Saint Anna - Reflection from Rev. Mees Tielens, Curate
This Sunday we’re celebrating St. Anna’s Day, our patronal feast.
“What’s in a name? That which we call a rose/by any other name would smell just as sweet,” Shakespeare famously wrote in “Romeo and Juliet.” And though I would not lightly contradict Shakespeare, and when it comes to the Capulets and Montagues, his point is well taken, it’s not a quote I would apply to St. Anna’s. Because the act of naming yourself isn’t a trivial one; it is an identity marker. That’s true if you change your name when you get married, or transition, and also for merged congregations. Naming yourself is a way of shaping your future, saying out loud for other people to hear and affirm: this is who I want to be.
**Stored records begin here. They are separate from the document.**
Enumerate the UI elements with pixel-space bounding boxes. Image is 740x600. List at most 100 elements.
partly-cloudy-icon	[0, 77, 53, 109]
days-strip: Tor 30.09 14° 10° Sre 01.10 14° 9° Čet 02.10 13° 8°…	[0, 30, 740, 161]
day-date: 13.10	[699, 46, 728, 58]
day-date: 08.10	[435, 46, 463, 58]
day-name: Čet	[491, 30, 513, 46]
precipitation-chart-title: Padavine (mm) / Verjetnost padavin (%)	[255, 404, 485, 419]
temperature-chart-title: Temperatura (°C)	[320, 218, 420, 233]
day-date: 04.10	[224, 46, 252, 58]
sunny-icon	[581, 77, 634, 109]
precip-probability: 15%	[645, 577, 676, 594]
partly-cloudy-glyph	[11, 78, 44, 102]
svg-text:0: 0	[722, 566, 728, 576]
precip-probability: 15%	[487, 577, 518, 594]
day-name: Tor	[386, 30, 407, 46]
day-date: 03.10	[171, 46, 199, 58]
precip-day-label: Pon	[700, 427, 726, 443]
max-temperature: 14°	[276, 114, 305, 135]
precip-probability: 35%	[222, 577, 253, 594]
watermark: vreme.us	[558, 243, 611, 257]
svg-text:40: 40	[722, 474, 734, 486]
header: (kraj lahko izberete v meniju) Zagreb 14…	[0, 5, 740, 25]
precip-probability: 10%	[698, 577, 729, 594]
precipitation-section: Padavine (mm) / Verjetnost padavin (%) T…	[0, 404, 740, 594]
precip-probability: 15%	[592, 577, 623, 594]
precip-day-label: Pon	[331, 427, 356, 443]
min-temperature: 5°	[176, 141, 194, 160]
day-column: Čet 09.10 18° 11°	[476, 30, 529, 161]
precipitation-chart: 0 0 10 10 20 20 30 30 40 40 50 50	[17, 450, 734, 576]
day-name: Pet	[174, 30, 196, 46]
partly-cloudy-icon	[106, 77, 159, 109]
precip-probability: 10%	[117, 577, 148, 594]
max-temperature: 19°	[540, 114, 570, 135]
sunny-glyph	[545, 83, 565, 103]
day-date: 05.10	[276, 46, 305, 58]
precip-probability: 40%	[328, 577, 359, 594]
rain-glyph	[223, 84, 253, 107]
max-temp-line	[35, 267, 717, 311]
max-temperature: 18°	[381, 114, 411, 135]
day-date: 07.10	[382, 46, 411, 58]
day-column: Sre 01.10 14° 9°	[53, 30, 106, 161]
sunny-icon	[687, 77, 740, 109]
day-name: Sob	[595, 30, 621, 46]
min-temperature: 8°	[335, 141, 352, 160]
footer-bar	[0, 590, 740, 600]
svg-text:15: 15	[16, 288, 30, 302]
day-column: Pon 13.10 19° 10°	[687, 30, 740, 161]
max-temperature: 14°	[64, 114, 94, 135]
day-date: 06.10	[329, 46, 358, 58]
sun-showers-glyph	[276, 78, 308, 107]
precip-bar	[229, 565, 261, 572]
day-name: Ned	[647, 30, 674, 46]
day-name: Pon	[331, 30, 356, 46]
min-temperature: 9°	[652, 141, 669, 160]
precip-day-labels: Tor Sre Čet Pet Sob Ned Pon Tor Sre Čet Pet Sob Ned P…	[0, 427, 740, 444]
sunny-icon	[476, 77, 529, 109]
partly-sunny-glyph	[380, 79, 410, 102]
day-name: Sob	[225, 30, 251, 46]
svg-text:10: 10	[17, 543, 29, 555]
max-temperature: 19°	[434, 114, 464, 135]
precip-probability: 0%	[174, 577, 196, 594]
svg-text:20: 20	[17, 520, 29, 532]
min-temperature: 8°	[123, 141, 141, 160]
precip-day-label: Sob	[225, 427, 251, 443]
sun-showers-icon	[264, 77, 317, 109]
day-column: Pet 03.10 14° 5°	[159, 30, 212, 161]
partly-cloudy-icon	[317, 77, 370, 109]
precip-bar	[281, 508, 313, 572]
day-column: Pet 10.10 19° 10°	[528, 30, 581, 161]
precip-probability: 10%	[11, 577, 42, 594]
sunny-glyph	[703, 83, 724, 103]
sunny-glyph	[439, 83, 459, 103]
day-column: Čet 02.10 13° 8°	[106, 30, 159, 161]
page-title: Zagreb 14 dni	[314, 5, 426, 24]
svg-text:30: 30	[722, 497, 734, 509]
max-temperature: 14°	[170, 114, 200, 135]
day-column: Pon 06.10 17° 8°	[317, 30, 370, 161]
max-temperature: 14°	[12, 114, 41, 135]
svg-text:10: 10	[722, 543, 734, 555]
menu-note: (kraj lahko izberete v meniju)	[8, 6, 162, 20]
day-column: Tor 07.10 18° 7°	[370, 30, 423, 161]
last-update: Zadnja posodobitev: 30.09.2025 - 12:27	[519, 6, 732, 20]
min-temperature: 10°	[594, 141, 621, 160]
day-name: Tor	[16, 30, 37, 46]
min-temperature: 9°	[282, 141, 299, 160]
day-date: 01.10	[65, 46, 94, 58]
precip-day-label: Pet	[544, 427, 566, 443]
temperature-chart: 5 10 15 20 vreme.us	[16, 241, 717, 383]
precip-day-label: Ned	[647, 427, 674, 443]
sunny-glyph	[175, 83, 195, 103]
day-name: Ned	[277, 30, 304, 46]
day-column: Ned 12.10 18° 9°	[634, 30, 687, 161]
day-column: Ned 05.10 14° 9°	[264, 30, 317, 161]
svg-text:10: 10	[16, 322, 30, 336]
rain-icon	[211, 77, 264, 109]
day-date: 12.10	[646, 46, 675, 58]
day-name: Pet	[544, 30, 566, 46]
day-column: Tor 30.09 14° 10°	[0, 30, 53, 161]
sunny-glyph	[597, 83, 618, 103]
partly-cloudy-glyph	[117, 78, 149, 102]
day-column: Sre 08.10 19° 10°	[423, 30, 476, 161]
And all of the saints and feasts this congregation could have chosen, it chose Anna Alexander as its patron saint. St. Anna (1865-1947), born to former slaves in Georgia, her own mother the result of rape by a white overseer. It chose to stake its identity on the first African-American deaconess (what we would now call a deacon) in the Episcopal Church, who served the poor people around her faithfully as a teacher and lender of aid (both material and spiritual) to anyone who was in need. You can read more about her here–including how, when the diocese split and the new bishop stopped supporting African-American Episcopal ministries, she and her community didn’t stop their work, but just made do. She took her cues from Jesus, not the diocese, continuing to love even when she was not loved in return:
Still, if Anna Alexander lived in a society that was often hateful, she eschewed hate. Though shrewdly aware of realities, for her the burden of race in a racist society was secondary to the values of work and learning. Anger she rejected as a wasteful emotion. Love energized. Convinced that application would be rewarded by accomplishment, she set an example for her pupils by both demanding and giving respect. Fundamentally a Christian educator, she taught Christian values and hope in a world where faith was all too easily eroded and dreams destroyed.[1]
Thinking of all of the challenges Anna Alexander faced, and the example she set, thinking of the inequality around us, the divisive and dehumanizing political rhetoric we hear around us, thinking of the children learning and playing at Kimball Elementary just down the street, the families who get their food from Hope House, and the joys and hardships of your lives, too, I can’t see choosing St. Anna as your patron saint as anything other than an act of hope and love. For yourselves as parishioners, for Antioch, for Contra Costa County, and for the Diocese of California. And I pray we never lose sight of that love, and that hope, as Anna Alexander embodied it. May we always strive to live up to the name we gave ourselves.